From opening curtain to closing bows, the story, the music and the outright production pizazz of Beautiful rock. Instead of four street wise guys flirting with the law, a spunky Brooklyn teenager (whose mother taught her all about music) flirts with an older boy she meets at Queens College. When they discover a mutual aspiration to write top forty songs, a collaboration is born, romance flourishes, and much more ignites. Carole King and Gerry Goffin write a large slice of American popular music from the '50's and '60's on, but the emotional arc of the show rises and falls with King. She's on top of the world, married to Gerry and raising two daughters as they pen hit after hit. But betrayal seeps in and delivers blow after blow. Divorce follows. A despondent King recovers and writes the next chapter of her life, collaborating with fellow musicians, but even more, emerging as a powerful independent artist. The result is six Grammys, including four for Tapestry, and countless other awards. King takes her lofty place among legends of American popular music.
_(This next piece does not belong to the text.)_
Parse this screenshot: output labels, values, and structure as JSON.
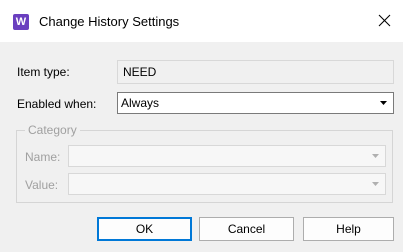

The brilliance of Beautiful is the scope of the material, which captures what's happening in the recording industry during this period. The action pulses at the label in New York where King and Goffin work in the late '50's and '60's, in feverish competition with artists like Barry Mann and Cynthia Weil, who write for the same label and pose the biggest threat for the number one spot on the charts. King and Goffin's top hits include So Far Away, Take Good Care of My Baby, Will You Love Me Tomorrow, On Broadway, The Locomotion, and One Fine Day, to set the tone of the play. Their breakthrough hit, Will you Love Me Tomorrow, crowns their success when Carole is seventeen. Performed by the Shirelles', it sparkles as bright as the group's sequined dresses for a show-stopping number in the first act. The second act reflects King's determination to forge her own identity after Goffin leaves, with more hits...It's Too Late, You've Got A Friend, (You Make Me Feel) Like A Natural Woman, and Beautiful. Mann and Weil produce toe-tapping tunes, as well...He's Sure the Boy I Love, On Broadway, Walkin' In the Rain, Uptown and You've Lost That Lovin' Feelin', for more magical performances.
As for birthday joy, Beautiful fit the bill. While the music carries the audience on a wave throbbing with nostalgia, the story renders the heartbeat behind the lyrics. King overcomes personal and professional challenges to emerge a true trailblazer, with more than 400 of her compositions recorded by more than 1,000 artists, resulting in 100 hit singles. Even though she famously said she had no desire to see the play, because it would bring back too many painful memories, Beautiful remains a triumphant celebration of a unique voice. Playbill described her impact best, with the artistic achievement of the Grammy-winning album: "...it was 1971's Tapestry that took King to the pinnacle, speaking personally to her contemporaries and providing a spiritual musical backdrop to the decade."